Car loans top list as huge numbers of consumers plan to borrow from their credit union
Huge numbers of people say they plan to borrow from their credit union this year, is what is set to be a major boost for the lenders.
They mostly want the money to buy cars, with mortgages, holidays and third-level education also featuring as reasons for borrowing.
Consumers plan to borrow an average of €8,558, according to the research carried out for the Irish League of Credit Unions by i-Reach.
Most of the 1,000 people surveyed said they intend to get their loan from their credit union.
This is positive for the credit unions which are struggling to get people to take out loans from them.
Across the sector just €4.5bn is lent out to members, despite the movement having assets of €17.2bn. This means the loan to asset ratio is just 27pc, when it was traditionally 50pc.
Assets of a credit union include its investments, loan book and its buildings.
The survey indicates that more than a third of borrowers plan to take out a car loan, a traditional strength of the movement.
There has been a huge upsurge in people importing cars from the North and England due to the weakness of sterling against the euro. Many of these purchases are being funded by credit unions.
The i-Reach survey found that just over a quarter of respondents plan to take out a mortgage. However, many of those are not expected to use credit unions as they are only beginning to offer home loans on a more formalised basis.
Smaller numbers plan to borrow money this year to get married.
Three quarters of borrowers plan on getting their loan from the credit union, according to the Irish League of Credit Unions-funded research.
Banks came in second as the lender of choice at just 17pc.
Family or friends are the go-to lenders for 5pc of borrowers, while 1pc said they would borrow from a moneylender.
Borrowers will take out an average loan of €8,558. Many plan to borrow between €1,000 and €5,000, but the average is skewed upwards by the fact that one in ten plans to borrow much larger amounts for the likes of a mortgage.
Most plan on paying the money back over three to five years.

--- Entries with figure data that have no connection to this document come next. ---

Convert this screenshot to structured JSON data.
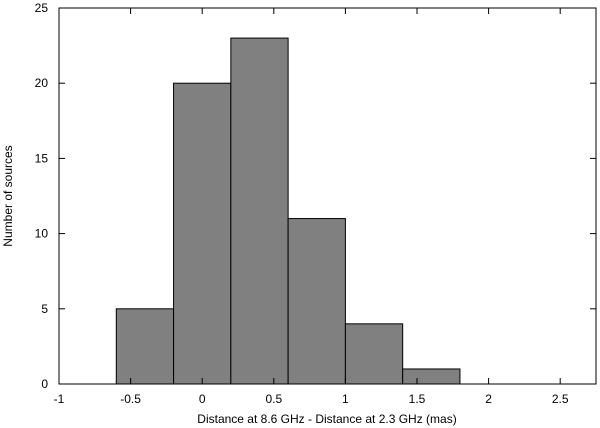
{
  "chart_data": {
    "type": "bar",
    "title": "",
    "xlabel": "Distance at 8.6 GHz  -  Distance at 2.3 GHz  (mas)",
    "ylabel": "Number of sources",
    "xlim": [
      -1,
      2.75
    ],
    "ylim": [
      0,
      25
    ],
    "bins": [
      {
        "from": -0.6,
        "to": -0.2,
        "count": 5
      },
      {
        "from": -0.2,
        "to": 0.2,
        "count": 20
      },
      {
        "from": 0.2,
        "to": 0.6,
        "count": 23
      },
      {
        "from": 0.6,
        "to": 1.0,
        "count": 11
      },
      {
        "from": 1.0,
        "to": 1.4,
        "count": 4
      },
      {
        "from": 1.4,
        "to": 1.8,
        "count": 1
      },
      {
        "from": 1.8,
        "to": 2.2,
        "count": 0
      },
      {
        "from": 2.2,
        "to": 2.6,
        "count": 0
      }
    ],
    "xticks": [
      {
        "value": -1,
        "label": "-1"
      },
      {
        "value": -0.5,
        "label": "-0.5"
      },
      {
        "value": 0,
        "label": "0"
      },
      {
        "value": 0.5,
        "label": "0.5"
      },
      {
        "value": 1,
        "label": "1"
      },
      {
        "value": 1.5,
        "label": "1.5"
      },
      {
        "value": 2,
        "label": "2"
      },
      {
        "value": 2.5,
        "label": "2.5"
      }
    ],
    "yticks": [
      {
        "value": 0,
        "label": "0"
      },
      {
        "value": 5,
        "label": "5"
      },
      {
        "value": 10,
        "label": "10"
      },
      {
        "value": 15,
        "label": "15"
      },
      {
        "value": 20,
        "label": "20"
      },
      {
        "value": 25,
        "label": "25"
      }
    ],
    "grid": false,
    "legend": "none",
    "bar_color": "#808080",
    "bar_edge_color": "#000000"
  }
}
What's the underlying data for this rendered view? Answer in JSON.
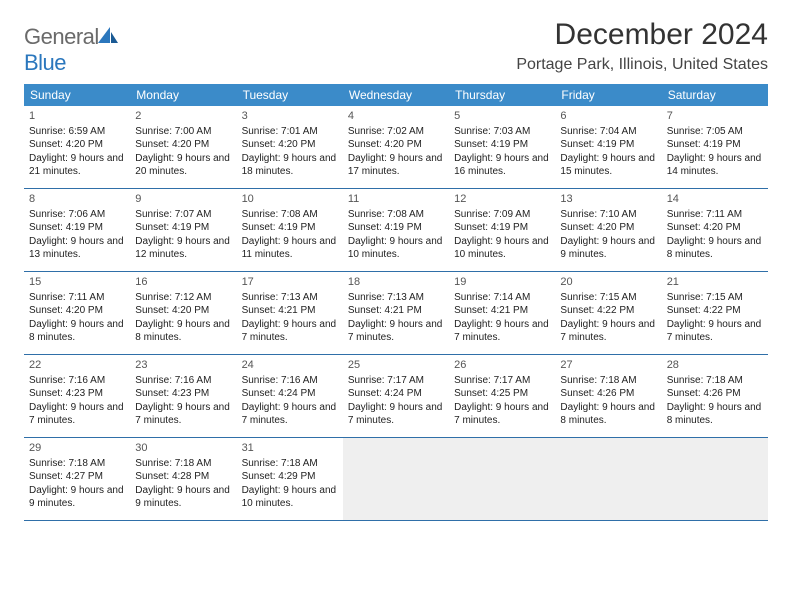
{
  "logo": {
    "text1": "General",
    "text2": "Blue"
  },
  "header": {
    "month_title": "December 2024",
    "location": "Portage Park, Illinois, United States"
  },
  "colors": {
    "header_bg": "#3b8bc9",
    "header_text": "#ffffff",
    "row_border": "#2f6fa8",
    "empty_bg": "#efefef",
    "logo_gray": "#6a6a6a",
    "logo_blue": "#2b77bd"
  },
  "day_names": [
    "Sunday",
    "Monday",
    "Tuesday",
    "Wednesday",
    "Thursday",
    "Friday",
    "Saturday"
  ],
  "weeks": [
    [
      {
        "day": "1",
        "sunrise": "Sunrise: 6:59 AM",
        "sunset": "Sunset: 4:20 PM",
        "daylight": "Daylight: 9 hours and 21 minutes."
      },
      {
        "day": "2",
        "sunrise": "Sunrise: 7:00 AM",
        "sunset": "Sunset: 4:20 PM",
        "daylight": "Daylight: 9 hours and 20 minutes."
      },
      {
        "day": "3",
        "sunrise": "Sunrise: 7:01 AM",
        "sunset": "Sunset: 4:20 PM",
        "daylight": "Daylight: 9 hours and 18 minutes."
      },
      {
        "day": "4",
        "sunrise": "Sunrise: 7:02 AM",
        "sunset": "Sunset: 4:20 PM",
        "daylight": "Daylight: 9 hours and 17 minutes."
      },
      {
        "day": "5",
        "sunrise": "Sunrise: 7:03 AM",
        "sunset": "Sunset: 4:19 PM",
        "daylight": "Daylight: 9 hours and 16 minutes."
      },
      {
        "day": "6",
        "sunrise": "Sunrise: 7:04 AM",
        "sunset": "Sunset: 4:19 PM",
        "daylight": "Daylight: 9 hours and 15 minutes."
      },
      {
        "day": "7",
        "sunrise": "Sunrise: 7:05 AM",
        "sunset": "Sunset: 4:19 PM",
        "daylight": "Daylight: 9 hours and 14 minutes."
      }
    ],
    [
      {
        "day": "8",
        "sunrise": "Sunrise: 7:06 AM",
        "sunset": "Sunset: 4:19 PM",
        "daylight": "Daylight: 9 hours and 13 minutes."
      },
      {
        "day": "9",
        "sunrise": "Sunrise: 7:07 AM",
        "sunset": "Sunset: 4:19 PM",
        "daylight": "Daylight: 9 hours and 12 minutes."
      },
      {
        "day": "10",
        "sunrise": "Sunrise: 7:08 AM",
        "sunset": "Sunset: 4:19 PM",
        "daylight": "Daylight: 9 hours and 11 minutes."
      },
      {
        "day": "11",
        "sunrise": "Sunrise: 7:08 AM",
        "sunset": "Sunset: 4:19 PM",
        "daylight": "Daylight: 9 hours and 10 minutes."
      },
      {
        "day": "12",
        "sunrise": "Sunrise: 7:09 AM",
        "sunset": "Sunset: 4:19 PM",
        "daylight": "Daylight: 9 hours and 10 minutes."
      },
      {
        "day": "13",
        "sunrise": "Sunrise: 7:10 AM",
        "sunset": "Sunset: 4:20 PM",
        "daylight": "Daylight: 9 hours and 9 minutes."
      },
      {
        "day": "14",
        "sunrise": "Sunrise: 7:11 AM",
        "sunset": "Sunset: 4:20 PM",
        "daylight": "Daylight: 9 hours and 8 minutes."
      }
    ],
    [
      {
        "day": "15",
        "sunrise": "Sunrise: 7:11 AM",
        "sunset": "Sunset: 4:20 PM",
        "daylight": "Daylight: 9 hours and 8 minutes."
      },
      {
        "day": "16",
        "sunrise": "Sunrise: 7:12 AM",
        "sunset": "Sunset: 4:20 PM",
        "daylight": "Daylight: 9 hours and 8 minutes."
      },
      {
        "day": "17",
        "sunrise": "Sunrise: 7:13 AM",
        "sunset": "Sunset: 4:21 PM",
        "daylight": "Daylight: 9 hours and 7 minutes."
      },
      {
        "day": "18",
        "sunrise": "Sunrise: 7:13 AM",
        "sunset": "Sunset: 4:21 PM",
        "daylight": "Daylight: 9 hours and 7 minutes."
      },
      {
        "day": "19",
        "sunrise": "Sunrise: 7:14 AM",
        "sunset": "Sunset: 4:21 PM",
        "daylight": "Daylight: 9 hours and 7 minutes."
      },
      {
        "day": "20",
        "sunrise": "Sunrise: 7:15 AM",
        "sunset": "Sunset: 4:22 PM",
        "daylight": "Daylight: 9 hours and 7 minutes."
      },
      {
        "day": "21",
        "sunrise": "Sunrise: 7:15 AM",
        "sunset": "Sunset: 4:22 PM",
        "daylight": "Daylight: 9 hours and 7 minutes."
      }
    ],
    [
      {
        "day": "22",
        "sunrise": "Sunrise: 7:16 AM",
        "sunset": "Sunset: 4:23 PM",
        "daylight": "Daylight: 9 hours and 7 minutes."
      },
      {
        "day": "23",
        "sunrise": "Sunrise: 7:16 AM",
        "sunset": "Sunset: 4:23 PM",
        "daylight": "Daylight: 9 hours and 7 minutes."
      },
      {
        "day": "24",
        "sunrise": "Sunrise: 7:16 AM",
        "sunset": "Sunset: 4:24 PM",
        "daylight": "Daylight: 9 hours and 7 minutes."
      },
      {
        "day": "25",
        "sunrise": "Sunrise: 7:17 AM",
        "sunset": "Sunset: 4:24 PM",
        "daylight": "Daylight: 9 hours and 7 minutes."
      },
      {
        "day": "26",
        "sunrise": "Sunrise: 7:17 AM",
        "sunset": "Sunset: 4:25 PM",
        "daylight": "Daylight: 9 hours and 7 minutes."
      },
      {
        "day": "27",
        "sunrise": "Sunrise: 7:18 AM",
        "sunset": "Sunset: 4:26 PM",
        "daylight": "Daylight: 9 hours and 8 minutes."
      },
      {
        "day": "28",
        "sunrise": "Sunrise: 7:18 AM",
        "sunset": "Sunset: 4:26 PM",
        "daylight": "Daylight: 9 hours and 8 minutes."
      }
    ],
    [
      {
        "day": "29",
        "sunrise": "Sunrise: 7:18 AM",
        "sunset": "Sunset: 4:27 PM",
        "daylight": "Daylight: 9 hours and 9 minutes."
      },
      {
        "day": "30",
        "sunrise": "Sunrise: 7:18 AM",
        "sunset": "Sunset: 4:28 PM",
        "daylight": "Daylight: 9 hours and 9 minutes."
      },
      {
        "day": "31",
        "sunrise": "Sunrise: 7:18 AM",
        "sunset": "Sunset: 4:29 PM",
        "daylight": "Daylight: 9 hours and 10 minutes."
      },
      null,
      null,
      null,
      null
    ]
  ]
}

The affordability of monthly loan repayments stands out as the deciding factor in people’s choice of lender, which may point to a lack of awareness of the true cost of the loan.

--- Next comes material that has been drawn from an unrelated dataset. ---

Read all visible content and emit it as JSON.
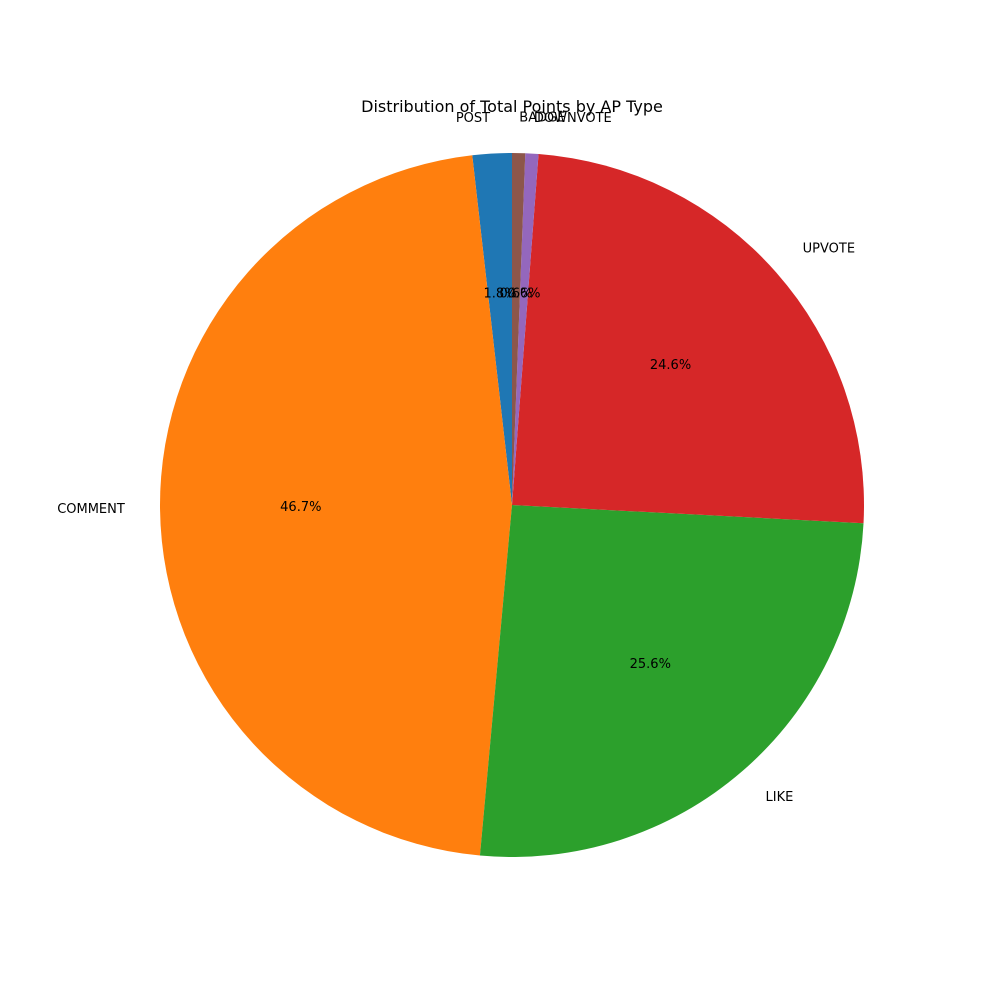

Head of marketing and communications in the league Paul Bailey said it was reassuring that consumers are taking a prudent approach to borrowing this year.
“What is of concern is that there appears to be a lack of understanding among borrowers of how much the loan is actually costing them,” he said.
He said the survey shows that borrowers tend to focus on monthly repayments, rather than on the cost of credit, which is the total amount they will end up paying back to the lender.